5 Tips: How to Write Your Perfect Wedding Vow
I've been in the wedding videography industry for a few years now; that's enough to hear a lot of wedding vows. After speaking with brides and grooms, I've learned that one of the more stressful parts of planning a wedding is nailing those vows. We're not all natural writers, we're not all public speakers, I get it. But there are a few things that you can do to make sure that your vows are incredible. So if you're feeling overwhelmed, before you sit down to write out those vows, take a deep breath and go through this list. You might find the inspiration you were looking for.

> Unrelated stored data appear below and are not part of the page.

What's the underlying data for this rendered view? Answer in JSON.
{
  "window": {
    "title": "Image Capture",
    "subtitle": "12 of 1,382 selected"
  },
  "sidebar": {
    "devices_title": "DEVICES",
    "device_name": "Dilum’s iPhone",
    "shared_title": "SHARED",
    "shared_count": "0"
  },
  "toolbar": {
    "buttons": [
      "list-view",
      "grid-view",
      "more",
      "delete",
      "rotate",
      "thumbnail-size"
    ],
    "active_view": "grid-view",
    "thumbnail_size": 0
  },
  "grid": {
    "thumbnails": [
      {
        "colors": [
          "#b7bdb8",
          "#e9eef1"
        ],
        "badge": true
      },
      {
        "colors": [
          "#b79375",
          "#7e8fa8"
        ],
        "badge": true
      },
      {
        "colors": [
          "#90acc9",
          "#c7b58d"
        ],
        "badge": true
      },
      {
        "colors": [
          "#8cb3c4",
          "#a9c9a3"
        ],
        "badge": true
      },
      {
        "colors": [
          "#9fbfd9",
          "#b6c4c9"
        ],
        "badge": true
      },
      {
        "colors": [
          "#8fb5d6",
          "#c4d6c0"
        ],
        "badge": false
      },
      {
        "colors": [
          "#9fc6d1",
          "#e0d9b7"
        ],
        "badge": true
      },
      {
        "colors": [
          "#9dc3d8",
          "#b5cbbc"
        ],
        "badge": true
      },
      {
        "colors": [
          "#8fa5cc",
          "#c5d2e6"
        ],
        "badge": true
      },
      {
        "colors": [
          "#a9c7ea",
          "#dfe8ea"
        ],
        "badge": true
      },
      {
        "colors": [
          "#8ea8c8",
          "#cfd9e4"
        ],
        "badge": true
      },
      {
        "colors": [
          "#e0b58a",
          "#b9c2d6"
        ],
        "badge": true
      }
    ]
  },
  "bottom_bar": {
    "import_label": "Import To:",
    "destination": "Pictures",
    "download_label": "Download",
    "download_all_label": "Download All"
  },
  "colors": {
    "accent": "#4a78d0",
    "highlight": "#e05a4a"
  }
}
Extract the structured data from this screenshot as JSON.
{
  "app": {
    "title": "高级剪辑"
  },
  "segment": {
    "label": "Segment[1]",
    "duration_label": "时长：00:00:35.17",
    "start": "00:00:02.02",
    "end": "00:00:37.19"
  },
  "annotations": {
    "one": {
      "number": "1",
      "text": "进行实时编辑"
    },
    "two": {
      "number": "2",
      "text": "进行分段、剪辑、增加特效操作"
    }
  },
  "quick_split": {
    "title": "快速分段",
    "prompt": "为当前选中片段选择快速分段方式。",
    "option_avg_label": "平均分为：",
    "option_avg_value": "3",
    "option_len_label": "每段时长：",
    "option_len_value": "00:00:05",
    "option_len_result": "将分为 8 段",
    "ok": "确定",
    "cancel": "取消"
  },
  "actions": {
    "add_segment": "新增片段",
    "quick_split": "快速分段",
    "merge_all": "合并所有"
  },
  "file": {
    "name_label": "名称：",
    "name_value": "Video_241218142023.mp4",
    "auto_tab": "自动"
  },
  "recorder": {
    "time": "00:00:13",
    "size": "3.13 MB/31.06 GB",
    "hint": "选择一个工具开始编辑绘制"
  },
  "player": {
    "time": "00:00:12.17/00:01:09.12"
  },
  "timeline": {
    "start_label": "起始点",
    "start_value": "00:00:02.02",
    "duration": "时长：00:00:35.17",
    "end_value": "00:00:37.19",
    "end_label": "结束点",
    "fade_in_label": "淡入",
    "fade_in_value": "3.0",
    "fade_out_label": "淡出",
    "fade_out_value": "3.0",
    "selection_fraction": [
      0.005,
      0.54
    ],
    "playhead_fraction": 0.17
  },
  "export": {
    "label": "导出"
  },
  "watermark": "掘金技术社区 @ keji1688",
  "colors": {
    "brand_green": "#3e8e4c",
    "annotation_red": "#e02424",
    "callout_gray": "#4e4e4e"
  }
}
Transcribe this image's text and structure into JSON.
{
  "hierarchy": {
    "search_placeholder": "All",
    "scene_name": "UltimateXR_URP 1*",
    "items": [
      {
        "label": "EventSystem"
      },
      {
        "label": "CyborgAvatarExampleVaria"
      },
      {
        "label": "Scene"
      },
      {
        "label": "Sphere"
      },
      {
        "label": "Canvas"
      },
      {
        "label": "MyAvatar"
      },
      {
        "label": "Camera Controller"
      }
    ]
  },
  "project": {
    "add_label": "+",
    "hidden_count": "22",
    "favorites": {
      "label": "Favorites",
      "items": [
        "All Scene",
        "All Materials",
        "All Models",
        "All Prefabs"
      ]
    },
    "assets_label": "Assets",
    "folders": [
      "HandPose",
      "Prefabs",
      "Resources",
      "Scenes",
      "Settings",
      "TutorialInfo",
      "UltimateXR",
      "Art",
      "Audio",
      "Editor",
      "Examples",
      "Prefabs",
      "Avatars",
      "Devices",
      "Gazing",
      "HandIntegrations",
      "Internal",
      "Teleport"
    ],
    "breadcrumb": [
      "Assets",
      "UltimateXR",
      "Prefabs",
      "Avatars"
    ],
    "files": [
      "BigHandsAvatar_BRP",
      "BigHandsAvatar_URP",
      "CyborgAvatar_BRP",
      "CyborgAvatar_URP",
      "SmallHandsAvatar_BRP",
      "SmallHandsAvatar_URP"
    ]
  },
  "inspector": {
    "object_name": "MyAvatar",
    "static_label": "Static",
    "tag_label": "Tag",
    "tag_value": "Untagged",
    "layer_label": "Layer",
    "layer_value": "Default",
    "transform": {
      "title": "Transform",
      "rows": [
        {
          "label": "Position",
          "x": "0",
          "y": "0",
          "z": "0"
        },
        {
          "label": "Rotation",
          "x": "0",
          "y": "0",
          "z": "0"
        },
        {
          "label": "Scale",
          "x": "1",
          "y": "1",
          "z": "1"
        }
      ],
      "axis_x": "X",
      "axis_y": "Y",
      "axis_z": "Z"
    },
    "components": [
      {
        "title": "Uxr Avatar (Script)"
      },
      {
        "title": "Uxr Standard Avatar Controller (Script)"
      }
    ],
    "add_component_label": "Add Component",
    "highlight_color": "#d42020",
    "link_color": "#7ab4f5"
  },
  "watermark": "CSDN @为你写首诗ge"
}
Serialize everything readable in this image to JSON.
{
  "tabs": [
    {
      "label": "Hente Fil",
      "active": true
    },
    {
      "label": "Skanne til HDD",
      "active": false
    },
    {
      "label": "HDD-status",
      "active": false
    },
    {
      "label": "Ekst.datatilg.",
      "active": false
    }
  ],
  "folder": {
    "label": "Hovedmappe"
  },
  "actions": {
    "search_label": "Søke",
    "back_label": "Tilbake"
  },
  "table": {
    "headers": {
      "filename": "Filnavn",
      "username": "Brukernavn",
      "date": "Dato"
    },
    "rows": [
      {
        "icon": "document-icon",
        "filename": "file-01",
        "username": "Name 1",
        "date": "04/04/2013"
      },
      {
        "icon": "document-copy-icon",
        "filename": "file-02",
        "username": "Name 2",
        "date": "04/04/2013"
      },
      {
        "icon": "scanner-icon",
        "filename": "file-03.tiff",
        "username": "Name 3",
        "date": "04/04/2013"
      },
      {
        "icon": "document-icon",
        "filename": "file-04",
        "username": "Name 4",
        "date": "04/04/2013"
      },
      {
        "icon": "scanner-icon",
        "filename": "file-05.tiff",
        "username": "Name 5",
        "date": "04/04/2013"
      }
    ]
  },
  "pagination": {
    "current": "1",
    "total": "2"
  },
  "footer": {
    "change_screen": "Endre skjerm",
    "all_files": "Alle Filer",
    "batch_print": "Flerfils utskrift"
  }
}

Tips to Wedding Vow Writing
01 Try to avoid the template. You can find a host of pre-scripted wedding vows online, but humans have an incredible knack for identifying inauthenticity. I've learned that there are a few exceptions: some religions require you to use certain wording in your vows, and that's okay. What I do know is that your spouse is going to cherish your vow to them more if it's heartfelt and original. The takeaway here is don't be afraid to go out on a limb. There's something about your relationship that's unique. So, be bold. Be brave. Be original.
02 Consult the experts. If you need inspiration, take a little while and dive into some poetry. Did you know that Edmund Spenser wrote his Epithalamion, which was a love letter written to his wife-to-be on the day of their marriage? It included 24 stanzas, one for each hour of the day, and 365 lines, one for each day of the year. Spenser had so many emotions, he just decided to write them all down. I'm not telling you two write 365 lines of poetry, but sometimes spilling your emotions out can be a good start. After you get it all out, begin to refine it down into something special.
03 Talk about your vows together. Were her vows longer than mine? Did his vows make everyone laugh? I've learned that one of the more stressful parts of the wedding vow process is in the comparison, but trust me when I say that comparison is the thief of joy. You may consider this an exercise in communication for a long, happy marriage to come. Don't be afraid to sit down with your fiance and talk through your vows. Maybe you want vows that play off of each other? Maybe you want to keep your vows the same length. Maybe you don't want to overlap the same content. Those are all good conversations to have, and it all starts with communication.
04 What's due tomorrow, do today. Believe me when I say: start this process early. You don't want to be scrambling at the last minute to finish up your vows. No great content was ever created last minute.Think about what you're promising and get creative with how the words flow and play off of each other. A good wedding vow takes time, so get started sooner rather than later.
05 Write for speaking, not reading. A lot of people don't realize this until it's too late. Speech writing is different than journalism or creative writing. A really great paper may not always translate very well into spoken word. Here are a couple of tips to remember.
Use short sentences. You'll begin to lose people after about 15 words.
For speech writing, use contractions. "I'm in love with you" sounds more natural than "I am in love with you."
Refrain from using exuberant vernacular. It just doesn't sound real. Keep it simple.
You don't have to follow proper English when speech writing. See? Got it? Don't worry about including a verb and an adjective. It doesn't matter here.
If you take one thing away from this post, remember this: write like you speak, not like you read. Don't be afraid to rehearse your vows in front of a mirror. Better yet, grab your best man or a couple of groomsmen and read it aloud to them.